Have you ever felt that way?
I almost feel like I have less time, because my mind is so preoccupied. Believe me, I am fully aware how utterly ridiculous that sounds when I am spending 8+ hours more at home every day than usual. And it’s quite frustrating to have this extra time and feel like you’re not able to really use it. It’s not that I am not trying to be productive every day. Most days, I am up early (although not early enough for it to be still dark outside, which is nice), I make my coffee and get my day going. I complete chores, clean up, declutter. I have a to do list, because it’s just how I operate and because I need to feel like I accomplished something at the end of the day.
Some people have suggested we should go on a trip, but that’s not really an option, because we’re officially not allowed to go on vacation and must be available to return back to work within 24-hours. Besides, when you’re on unpaid leave, that’s not really the time you feel like you should spend money on travel, or anything, for that matter. So, I spend a significant amount of time in front of the TV instead, following the news, trying to find out if anything on the political stage has finally shifted towards a resolution.
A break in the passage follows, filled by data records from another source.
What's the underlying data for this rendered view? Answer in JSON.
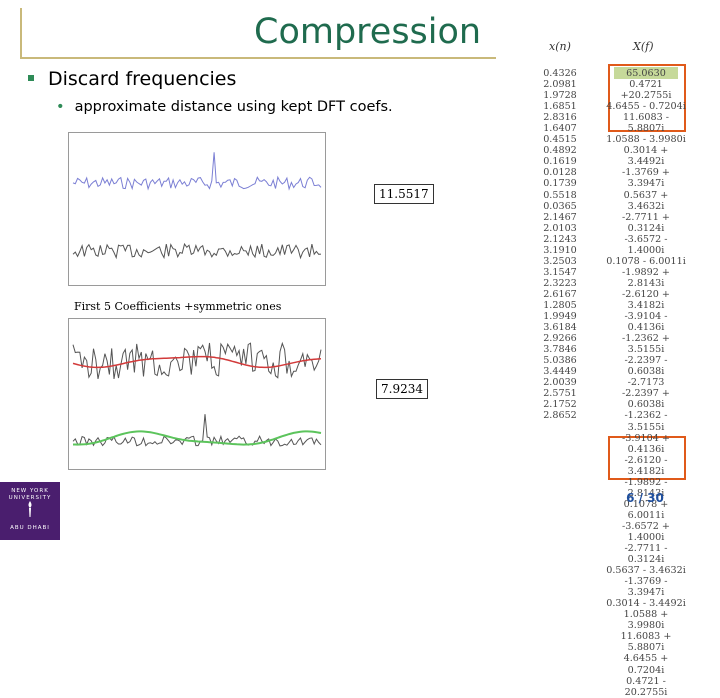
{
  "slide": {
    "title": "Compression",
    "bullet1": "Discard frequencies",
    "bullet2": "approximate distance using kept DFT coefs.",
    "distance1": "11.5517",
    "distance2": "7.9234",
    "caption": "First 5 Coefficients +symmetric ones",
    "page": "6 / 30"
  },
  "columns": {
    "xn_header": "x(n)",
    "xf_header": "X(f)",
    "xn": [
      "0.4326",
      "2.0981",
      "1.9728",
      "1.6851",
      "2.8316",
      "1.6407",
      "0.4515",
      "0.4892",
      "0.1619",
      "0.0128",
      "0.1739",
      "0.5518",
      "0.0365",
      "2.1467",
      "2.0103",
      "2.1243",
      "3.1910",
      "3.2503",
      "3.1547",
      "2.3223",
      "2.6167",
      "1.2805",
      "1.9949",
      "3.6184",
      "2.9266",
      "3.7846",
      "5.0386",
      "3.4449",
      "2.0039",
      "2.5751",
      "2.1752",
      "2.8652"
    ],
    "xf": [
      "65.0630",
      "0.4721 +20.2755i",
      "4.6455 - 0.7204i",
      "11.6083 - 5.8807i",
      "1.0588 - 3.9980i",
      "0.3014 + 3.4492i",
      "-1.3769 + 3.3947i",
      "0.5637 + 3.4632i",
      "-2.7711 + 0.3124i",
      "-3.6572 - 1.4000i",
      "0.1078 - 6.0011i",
      "-1.9892 + 2.8143i",
      "-2.6120 + 3.4182i",
      "-3.9104 - 0.4136i",
      "-1.2362 + 3.5155i",
      "-2.2397 - 0.6038i",
      "-2.7173",
      "-2.2397 + 0.6038i",
      "-1.2362 - 3.5155i",
      "-3.9104 + 0.4136i",
      "-2.6120 - 3.4182i",
      "-1.9892 - 2.8143i",
      "0.1078 + 6.0011i",
      "-3.6572 + 1.4000i",
      "-2.7711 - 0.3124i",
      "0.5637 - 3.4632i",
      "-1.3769 - 3.3947i",
      "0.3014 - 3.4492i",
      "1.0588 + 3.9980i",
      "11.6083 + 5.8807i",
      "4.6455 + 0.7204i",
      "0.4721 - 20.2755i"
    ]
  },
  "logo": {
    "line1": "NEW YORK",
    "line2": "UNIVERSITY",
    "line3": "ABU DHABI"
  },
  "colors": {
    "title": "#1f6b4e",
    "accent": "#2e8b57",
    "highlight_border": "#e05a1a",
    "highlight_fill": "#c6d99a",
    "series_blue": "#7b7fd4",
    "series_gray": "#555555",
    "series_red": "#d23a3a",
    "series_green": "#5cc45c"
  }
}
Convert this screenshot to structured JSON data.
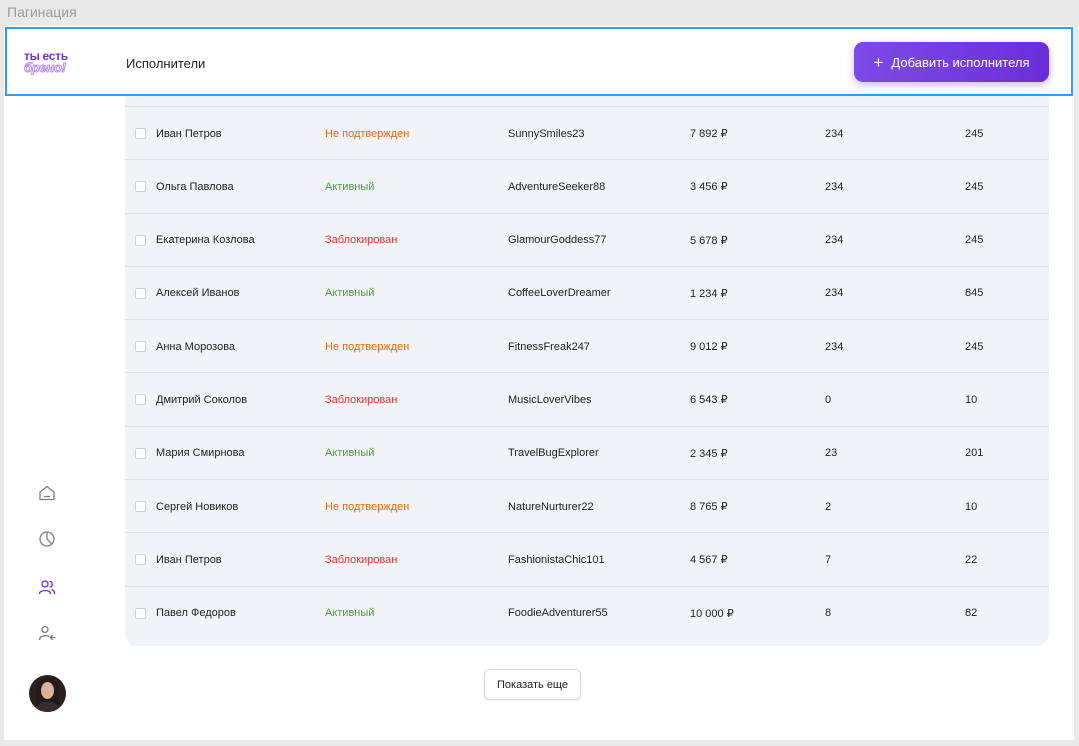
{
  "frame_label": "Пагинация",
  "header": {
    "logo_line1": "ты есть",
    "logo_line2": "брено!",
    "title": "Исполнители",
    "add_button_label": "Добавить исполнителя",
    "accent_color": "#6a2fd8"
  },
  "sidebar": {
    "items": [
      {
        "name": "home",
        "icon": "home-icon"
      },
      {
        "name": "analytics",
        "icon": "pie-chart-icon"
      },
      {
        "name": "users",
        "icon": "users-icon",
        "active": true
      },
      {
        "name": "user-add",
        "icon": "user-arrow-icon"
      }
    ],
    "avatar": "avatar"
  },
  "table": {
    "rows": [
      {
        "name": "Иван Петров",
        "status": "Не подтвержден",
        "status_type": "pending",
        "login": "SunnySmiles23",
        "sum": "7 892 ₽",
        "a": "234",
        "b": "245"
      },
      {
        "name": "Ольга Павлова",
        "status": "Активный",
        "status_type": "active",
        "login": "AdventureSeeker88",
        "sum": "3 456 ₽",
        "a": "234",
        "b": "245"
      },
      {
        "name": "Екатерина Козлова",
        "status": "Заблокирован",
        "status_type": "blocked",
        "login": "GlamourGoddess77",
        "sum": "5 678 ₽",
        "a": "234",
        "b": "245"
      },
      {
        "name": "Алексей Иванов",
        "status": "Активный",
        "status_type": "active",
        "login": "CoffeeLoverDreamer",
        "sum": "1 234 ₽",
        "a": "234",
        "b": "845"
      },
      {
        "name": "Анна Морозова",
        "status": "Не подтвержден",
        "status_type": "pending",
        "login": "FitnessFreak247",
        "sum": "9 012 ₽",
        "a": "234",
        "b": "245"
      },
      {
        "name": "Дмитрий Соколов",
        "status": "Заблокирован",
        "status_type": "blocked",
        "login": "MusicLoverVibes",
        "sum": "6 543 ₽",
        "a": "0",
        "b": "10"
      },
      {
        "name": "Мария Смирнова",
        "status": "Активный",
        "status_type": "active",
        "login": "TravelBugExplorer",
        "sum": "2 345 ₽",
        "a": "23",
        "b": "201"
      },
      {
        "name": "Сергей Новиков",
        "status": "Не подтвержден",
        "status_type": "pending",
        "login": "NatureNurturer22",
        "sum": "8 765 ₽",
        "a": "2",
        "b": "10"
      },
      {
        "name": "Иван Петров",
        "status": "Заблокирован",
        "status_type": "blocked",
        "login": "FashionistaChic101",
        "sum": "4 567 ₽",
        "a": "7",
        "b": "22"
      },
      {
        "name": "Павел Федоров",
        "status": "Активный",
        "status_type": "active",
        "login": "FoodieAdventurer55",
        "sum": "10 000 ₽",
        "a": "8",
        "b": "82"
      }
    ]
  },
  "pagination": {
    "show_more_label": "Показать еще"
  }
}
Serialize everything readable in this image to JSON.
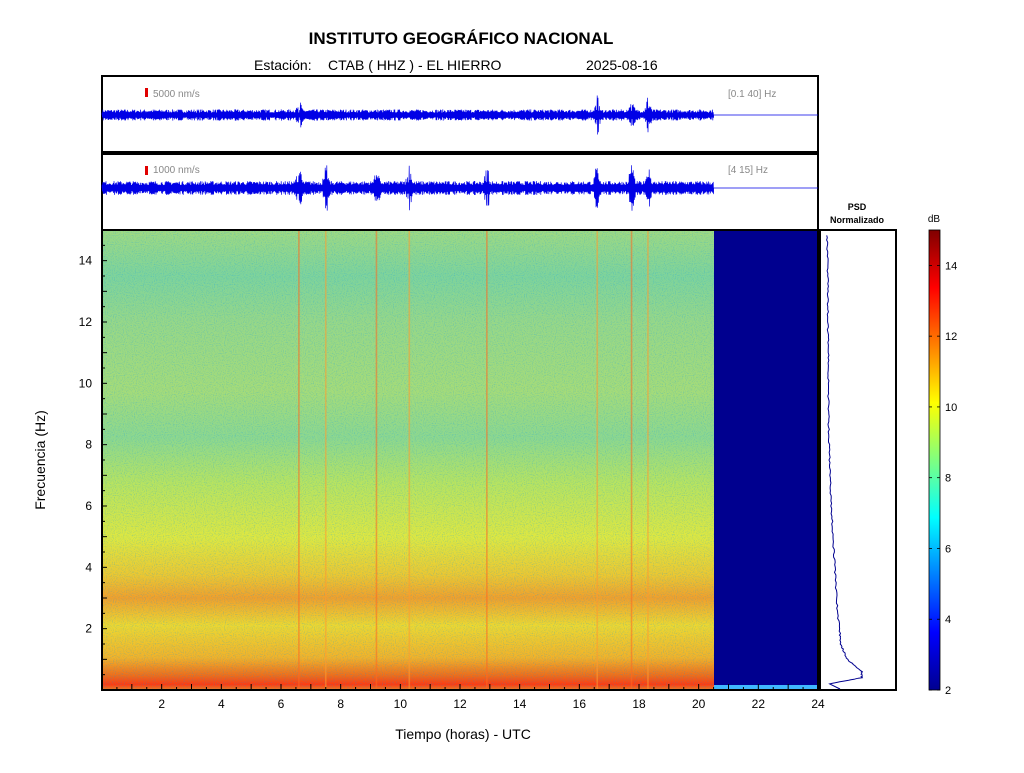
{
  "header": {
    "title": "INSTITUTO GEOGRÁFICO NACIONAL",
    "station_label": "Estación:",
    "station": "CTAB ( HHZ ) - EL HIERRO",
    "date": "2025-08-16"
  },
  "chart_data": {
    "type": "heatmap",
    "xlabel": "Tiempo (horas) - UTC",
    "ylabel": "Frecuencia  (Hz)",
    "xlim": [
      0,
      24
    ],
    "ylim": [
      0,
      15
    ],
    "x_ticks": [
      "2",
      "4",
      "6",
      "8",
      "10",
      "12",
      "14",
      "16",
      "18",
      "20",
      "22",
      "24"
    ],
    "y_ticks": [
      "2",
      "4",
      "6",
      "8",
      "10",
      "12",
      "14"
    ],
    "data_end_hour": 20.5,
    "traces": [
      {
        "scale": "5000 nm/s",
        "filter": "[0.1 40] Hz",
        "events_h": [
          6.6,
          16.6,
          17.75,
          18.3
        ]
      },
      {
        "scale": "1000 nm/s",
        "filter": "[4 15] Hz",
        "events_h": [
          6.6,
          7.5,
          9.2,
          10.3,
          12.9,
          16.6,
          17.75,
          18.3
        ]
      }
    ],
    "psd": {
      "title_line1": "PSD",
      "title_line2": "Normalizado",
      "frequency_hz": [
        0.2,
        0.4,
        0.6,
        1.0,
        1.5,
        2.0,
        3.0,
        4.0,
        5.0,
        6.0,
        7.0,
        8.0,
        9.0,
        10.0,
        11.0,
        12.0,
        13.0,
        14.0,
        14.9
      ],
      "relative_level": [
        0.1,
        0.55,
        0.55,
        0.35,
        0.26,
        0.24,
        0.2,
        0.18,
        0.15,
        0.13,
        0.11,
        0.1,
        0.09,
        0.09,
        0.09,
        0.08,
        0.08,
        0.08,
        0.07
      ]
    },
    "colorbar": {
      "label": "dB",
      "range": [
        2,
        15
      ],
      "ticks": [
        "2",
        "4",
        "6",
        "8",
        "10",
        "12",
        "14"
      ]
    }
  }
}
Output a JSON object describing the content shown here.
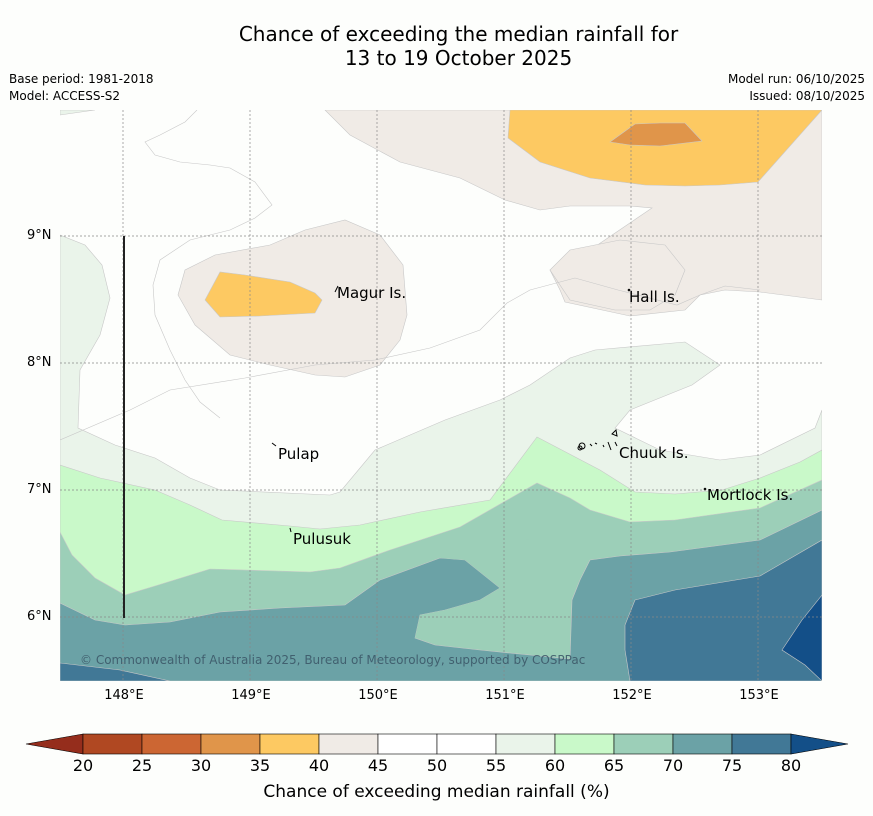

One good thing about this shutdown: I’ve been running more in the last week than I have run in the last three months. Oddly enough, running is a frustration-outlet for me (and it’s free!), so when things are weighing on my mind, I go on the treadmill. I love this phenomenon and hate it at the same time. I don’t only want to feel motivated to run when I am frustrated, but on the other hand, it does give me some sort of purpose right now. Maybe, I’ll finally become a legit runner. (When are you officially allowed to call yourself that? When can I be accepted into that club?)